250 pubs disadvantaged by ‘anomaly’ in Government grants scheme

By Emily Hawkins contact

- Last updated on GMT

Obvious unfairness: the Crown & Horseshoe is one of around 250 sites that just miss out on the £25,000 grant
Obvious unfairness: the Crown & Horseshoe is one of around 250 sites that just miss out on the £25,000 grant

Related tags: Government

Some 250 pubs have a rateable value that is just one penny away from the higher Government grant of £25,000, which operators say is ‘make or break’ for their survival.

Craig Thatcher, whose wife Paula Jones runs the Crown & Horseshoe, Bristol, said he feels the pub has been unfairly designated the lower grant.

The Government is offering grant funding of £25,000 for retail, hospitality and leisure businesses with property that has a rateable value between £15,000 and £51,000.

There is also a small business grant of £10,000 for all business in receipt of small business rates relief or rural rates relief.

The pub has a rateable value that is rounded down to £15,000 by the council and so the Treasury confirmed that the pub will receive the £10,000 grant. It said pubs with rateable values of between £15,001 and £50,999 were eligible for the £25,000 grant.

However, Thatcher said the site does not receive small business rates relief or rural rates relief that pubs with rateable values of up to £12,000 receive and, therefore, is unfairly disadvantaged.

Unfair situation

The Treasury said the design of the policy had been kept simple to ensure it is deliverable at pace amid the unprecedented coronavirus situation. 

Thatcher said: “It's so unfair because it’s one penny.” He feels that other pubs in this area, which have similar operational costs during this period, will have an upper hand when preparing to reopen and moving forward after the social distancing regulations are relaxed.

He told The Morning Advertiser​: “My wife’s not getting paid, it’s a pretty dire situation, it probably will be the end of our business.

“It’s a serious cut off, we’re not talking about a few quid. We’re talking about £15,000. It will make a difference for not just myself but for other pubs in terms of going under.”

Robert Hayton, head of business rates at Altus Group and one of the experts on The Morning Advertiser​’s #UnitedWeStand advisory board​, explained how the grant funding scheme was designed by reference to small business rates relief (SBRR) thresholds.

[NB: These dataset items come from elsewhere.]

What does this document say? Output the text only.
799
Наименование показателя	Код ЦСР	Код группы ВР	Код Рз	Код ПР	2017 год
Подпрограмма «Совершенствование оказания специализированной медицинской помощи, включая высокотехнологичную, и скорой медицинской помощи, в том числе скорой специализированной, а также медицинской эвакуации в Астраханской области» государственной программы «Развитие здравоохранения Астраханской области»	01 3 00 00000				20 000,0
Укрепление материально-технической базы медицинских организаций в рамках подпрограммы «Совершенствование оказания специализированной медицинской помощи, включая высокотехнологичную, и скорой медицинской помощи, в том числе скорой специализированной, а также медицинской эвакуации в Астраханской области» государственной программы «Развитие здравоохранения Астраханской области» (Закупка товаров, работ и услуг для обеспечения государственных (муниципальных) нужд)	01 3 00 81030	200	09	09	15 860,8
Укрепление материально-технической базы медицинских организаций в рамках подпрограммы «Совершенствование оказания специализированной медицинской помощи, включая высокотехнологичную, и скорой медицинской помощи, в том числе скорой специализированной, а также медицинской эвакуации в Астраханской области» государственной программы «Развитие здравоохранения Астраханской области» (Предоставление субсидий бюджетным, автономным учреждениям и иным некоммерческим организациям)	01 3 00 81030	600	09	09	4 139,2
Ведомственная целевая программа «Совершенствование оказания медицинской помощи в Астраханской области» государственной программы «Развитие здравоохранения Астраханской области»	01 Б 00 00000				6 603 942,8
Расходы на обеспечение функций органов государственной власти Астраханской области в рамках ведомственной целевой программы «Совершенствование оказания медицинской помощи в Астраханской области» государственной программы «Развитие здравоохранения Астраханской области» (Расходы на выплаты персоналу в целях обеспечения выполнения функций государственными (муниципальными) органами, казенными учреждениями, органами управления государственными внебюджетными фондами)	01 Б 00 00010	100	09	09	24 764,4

He explained “SBRR provides that, for those properties with a rateable value of between £12,001 to £15,000, relief is tapered going down gradually from 100% to 0%. 

“For these properties, including those with a rateable value below £12,000 that enjoy a full exemption, the grant will be £10,000. 

“The grant only rises to £25,000 for those properties outside the threshold criteria for SBRR, ie, a rateable value over £15,000.

“Therefore, a property with a rateable value of exactly £15,000, without the retail discount or rates holiday, are at the threshold at which normal business rates become payable with the tapering having been extinguished but are now being constrained to the lower grant funding despite having had no benefit at all from SBRR.”

Winners and losers

Hayton said the predicament faced by the Crown & Horseshoe highlighted a clear unfairness.

He said: “This is an anomaly and obvious unfairness in the design of the grant funding scheme. It is particularly harsh on those businesses occupying a property with a rateable value of exactly £15,000.

“With thresholds, there will always be winners and losers, and these are found at the upper end too. In this case, the problem could be substantially alleviated if the Government also tapered the £10,000 and £25,000 grants on rateable values between £12,000 to £15,000.”

There are 253 pubs in England with a rateable value of exactly £15,000 facing the same situation as the Bristol pub, according to Hayton. This is out of a total of 3,657 retail, leisure and hospitality premises with that exact value.

Thatcher said he has contacted the Treasury, Department for Business, Energy & Industrial Strategy (BEIS), local council authorities, but has not had a response he feels is adequate. 

He said: “Nobody will speak to me on the phone. It's very frustrating.”